Building on top of Rahul Agarwal's solution, along with some snippets I found at this link, here is a possible algorithm that should solve your problem.
You need to install fitz
and PyMuPDF
modules. You can do it by means of pip
.
The following code has been tested with Python 3.7.9 and PyMuPDF
1.16.14. Moreover, it is important to install fitz
BEFORE PyMuPDF
, otherwise it provides some weird error about a missing frontend module (no idea why). So here is how I install the modules:
pip3 install fitz
pip3 install PyMuPDF==1.16.14
And here is the Python 3 implementation:
import fitz
def get_text_percentage(file_name: str) -> float:
"""
Calculate the percentage of document that is covered by (searchable) text.
If the returned percentage of text is very low, the document is
most likely a scanned PDF
"""
total_page_area = 0.0
total_text_area = 0.0
doc = fitz.open(file_name)
for page_num, page in enumerate(doc):
total_page_area = total_page_area + abs(page.rect)
text_area = 0.0
for b in page.getTextBlocks():
r = fitz.Rect(b[:4]) # rectangle where block text appears
text_area = text_area + abs(r)
total_text_area = total_text_area + text_area
doc.close()
return total_text_area / total_page_area
if __name__ == "__main__":
text_perc = get_text_percentage("my.pdf")
print(text_perc)
if text_perc < 0.01:
print("fully scanned PDF - no relevant text")
else:
print("not fully scanned PDF - text is present")

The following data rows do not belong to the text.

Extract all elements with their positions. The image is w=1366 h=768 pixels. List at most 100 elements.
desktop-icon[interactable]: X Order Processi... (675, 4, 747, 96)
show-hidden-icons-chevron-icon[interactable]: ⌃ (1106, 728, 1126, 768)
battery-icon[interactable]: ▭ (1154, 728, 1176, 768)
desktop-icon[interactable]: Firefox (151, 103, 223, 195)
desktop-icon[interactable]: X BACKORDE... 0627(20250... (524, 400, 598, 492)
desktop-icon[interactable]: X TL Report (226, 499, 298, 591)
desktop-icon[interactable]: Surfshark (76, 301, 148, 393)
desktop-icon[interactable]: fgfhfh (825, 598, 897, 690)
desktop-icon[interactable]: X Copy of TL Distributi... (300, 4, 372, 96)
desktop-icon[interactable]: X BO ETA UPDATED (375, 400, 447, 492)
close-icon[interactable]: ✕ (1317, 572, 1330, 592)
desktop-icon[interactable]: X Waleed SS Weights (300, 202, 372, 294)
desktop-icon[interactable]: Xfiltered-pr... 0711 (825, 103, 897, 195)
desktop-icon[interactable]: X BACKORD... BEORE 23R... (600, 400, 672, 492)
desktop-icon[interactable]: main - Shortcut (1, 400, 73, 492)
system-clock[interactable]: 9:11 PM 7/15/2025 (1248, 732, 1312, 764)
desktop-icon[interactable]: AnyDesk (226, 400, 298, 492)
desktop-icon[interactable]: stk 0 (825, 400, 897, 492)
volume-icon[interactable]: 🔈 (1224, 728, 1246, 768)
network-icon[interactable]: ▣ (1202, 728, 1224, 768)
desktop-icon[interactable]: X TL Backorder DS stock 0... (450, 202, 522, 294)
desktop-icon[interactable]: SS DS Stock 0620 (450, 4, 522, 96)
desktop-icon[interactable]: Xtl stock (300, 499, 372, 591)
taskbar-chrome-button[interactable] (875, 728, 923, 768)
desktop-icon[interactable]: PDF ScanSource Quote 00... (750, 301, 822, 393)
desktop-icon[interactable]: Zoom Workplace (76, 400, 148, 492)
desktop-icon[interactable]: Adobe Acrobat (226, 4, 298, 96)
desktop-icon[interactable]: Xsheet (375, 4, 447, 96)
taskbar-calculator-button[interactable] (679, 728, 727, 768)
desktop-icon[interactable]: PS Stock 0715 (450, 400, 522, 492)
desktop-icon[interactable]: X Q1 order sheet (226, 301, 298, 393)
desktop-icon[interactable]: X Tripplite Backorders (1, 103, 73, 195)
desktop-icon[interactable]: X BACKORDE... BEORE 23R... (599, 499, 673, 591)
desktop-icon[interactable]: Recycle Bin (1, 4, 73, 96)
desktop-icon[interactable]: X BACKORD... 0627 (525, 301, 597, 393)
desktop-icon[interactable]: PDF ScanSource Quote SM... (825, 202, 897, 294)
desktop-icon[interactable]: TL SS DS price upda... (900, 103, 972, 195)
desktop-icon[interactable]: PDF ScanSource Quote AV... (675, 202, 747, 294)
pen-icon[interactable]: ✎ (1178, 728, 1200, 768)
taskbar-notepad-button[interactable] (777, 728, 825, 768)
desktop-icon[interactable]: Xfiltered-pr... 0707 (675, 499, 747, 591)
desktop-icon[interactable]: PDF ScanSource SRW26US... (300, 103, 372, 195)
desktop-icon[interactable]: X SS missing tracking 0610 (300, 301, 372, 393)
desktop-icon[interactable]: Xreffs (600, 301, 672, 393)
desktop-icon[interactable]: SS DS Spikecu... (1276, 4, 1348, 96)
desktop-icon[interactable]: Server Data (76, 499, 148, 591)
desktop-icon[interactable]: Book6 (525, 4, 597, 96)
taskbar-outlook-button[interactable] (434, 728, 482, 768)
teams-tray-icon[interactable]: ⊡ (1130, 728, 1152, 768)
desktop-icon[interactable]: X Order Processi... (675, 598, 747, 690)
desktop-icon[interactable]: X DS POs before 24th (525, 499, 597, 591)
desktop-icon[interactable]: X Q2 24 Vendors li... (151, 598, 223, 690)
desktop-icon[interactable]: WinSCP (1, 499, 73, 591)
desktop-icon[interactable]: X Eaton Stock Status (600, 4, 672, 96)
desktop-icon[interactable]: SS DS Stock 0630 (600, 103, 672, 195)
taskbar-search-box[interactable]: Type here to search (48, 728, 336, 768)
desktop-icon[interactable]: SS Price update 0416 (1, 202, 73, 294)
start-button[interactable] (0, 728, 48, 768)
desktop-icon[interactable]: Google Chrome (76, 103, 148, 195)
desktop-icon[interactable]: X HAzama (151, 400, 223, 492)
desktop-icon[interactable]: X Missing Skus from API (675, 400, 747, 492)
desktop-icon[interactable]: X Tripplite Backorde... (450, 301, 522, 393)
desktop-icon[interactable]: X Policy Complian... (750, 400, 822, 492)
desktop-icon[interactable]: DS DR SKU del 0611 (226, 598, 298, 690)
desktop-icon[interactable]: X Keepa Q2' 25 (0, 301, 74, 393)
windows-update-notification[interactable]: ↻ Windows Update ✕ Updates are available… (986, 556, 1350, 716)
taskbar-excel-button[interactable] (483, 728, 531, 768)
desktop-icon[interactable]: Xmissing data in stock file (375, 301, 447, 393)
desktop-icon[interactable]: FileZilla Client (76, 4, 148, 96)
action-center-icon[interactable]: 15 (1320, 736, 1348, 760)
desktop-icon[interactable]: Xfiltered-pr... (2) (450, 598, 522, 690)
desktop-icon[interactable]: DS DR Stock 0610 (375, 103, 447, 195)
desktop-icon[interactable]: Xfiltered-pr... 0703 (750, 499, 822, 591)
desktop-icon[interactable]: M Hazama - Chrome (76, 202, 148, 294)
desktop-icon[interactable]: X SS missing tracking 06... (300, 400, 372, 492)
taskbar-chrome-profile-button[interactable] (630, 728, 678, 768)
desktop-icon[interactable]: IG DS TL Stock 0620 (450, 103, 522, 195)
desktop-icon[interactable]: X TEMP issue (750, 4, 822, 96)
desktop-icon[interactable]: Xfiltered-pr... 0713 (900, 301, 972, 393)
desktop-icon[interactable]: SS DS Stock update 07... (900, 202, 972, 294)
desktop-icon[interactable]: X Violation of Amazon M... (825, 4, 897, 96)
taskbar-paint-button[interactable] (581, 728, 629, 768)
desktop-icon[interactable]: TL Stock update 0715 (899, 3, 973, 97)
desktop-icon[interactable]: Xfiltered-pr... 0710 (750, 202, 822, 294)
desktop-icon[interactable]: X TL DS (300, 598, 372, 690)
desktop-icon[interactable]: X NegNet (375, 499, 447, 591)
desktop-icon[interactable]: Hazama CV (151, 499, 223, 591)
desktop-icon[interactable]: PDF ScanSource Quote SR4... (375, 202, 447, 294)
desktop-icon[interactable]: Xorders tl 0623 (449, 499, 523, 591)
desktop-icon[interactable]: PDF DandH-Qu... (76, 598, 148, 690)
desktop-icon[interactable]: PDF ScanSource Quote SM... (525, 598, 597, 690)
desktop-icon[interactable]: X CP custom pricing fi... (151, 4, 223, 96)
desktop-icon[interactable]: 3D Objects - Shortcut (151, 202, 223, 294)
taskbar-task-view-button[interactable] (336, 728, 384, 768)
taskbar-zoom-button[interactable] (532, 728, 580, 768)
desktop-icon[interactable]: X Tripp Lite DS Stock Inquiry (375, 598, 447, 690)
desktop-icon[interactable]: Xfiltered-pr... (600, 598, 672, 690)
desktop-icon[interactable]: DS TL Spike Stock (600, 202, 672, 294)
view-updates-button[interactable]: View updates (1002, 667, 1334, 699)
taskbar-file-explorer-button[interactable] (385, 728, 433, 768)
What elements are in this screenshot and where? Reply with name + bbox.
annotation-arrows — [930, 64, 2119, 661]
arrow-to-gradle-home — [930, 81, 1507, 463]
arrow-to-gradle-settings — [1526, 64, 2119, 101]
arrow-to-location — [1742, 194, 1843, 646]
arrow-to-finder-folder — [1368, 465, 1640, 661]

Although this answers your question (i.e. distinguish between fully scanned and full/partial textual PDFs), this solution is not able to distinguish between full-textual PDFs and scanned PDFs that also have text within them (e.g. this is the case for scanned PDFs processed by OCR sofware - such as pdfsandwich or Adobe Acrobat - that adds "invisible" text blocks on top of the image, so that you can select the text).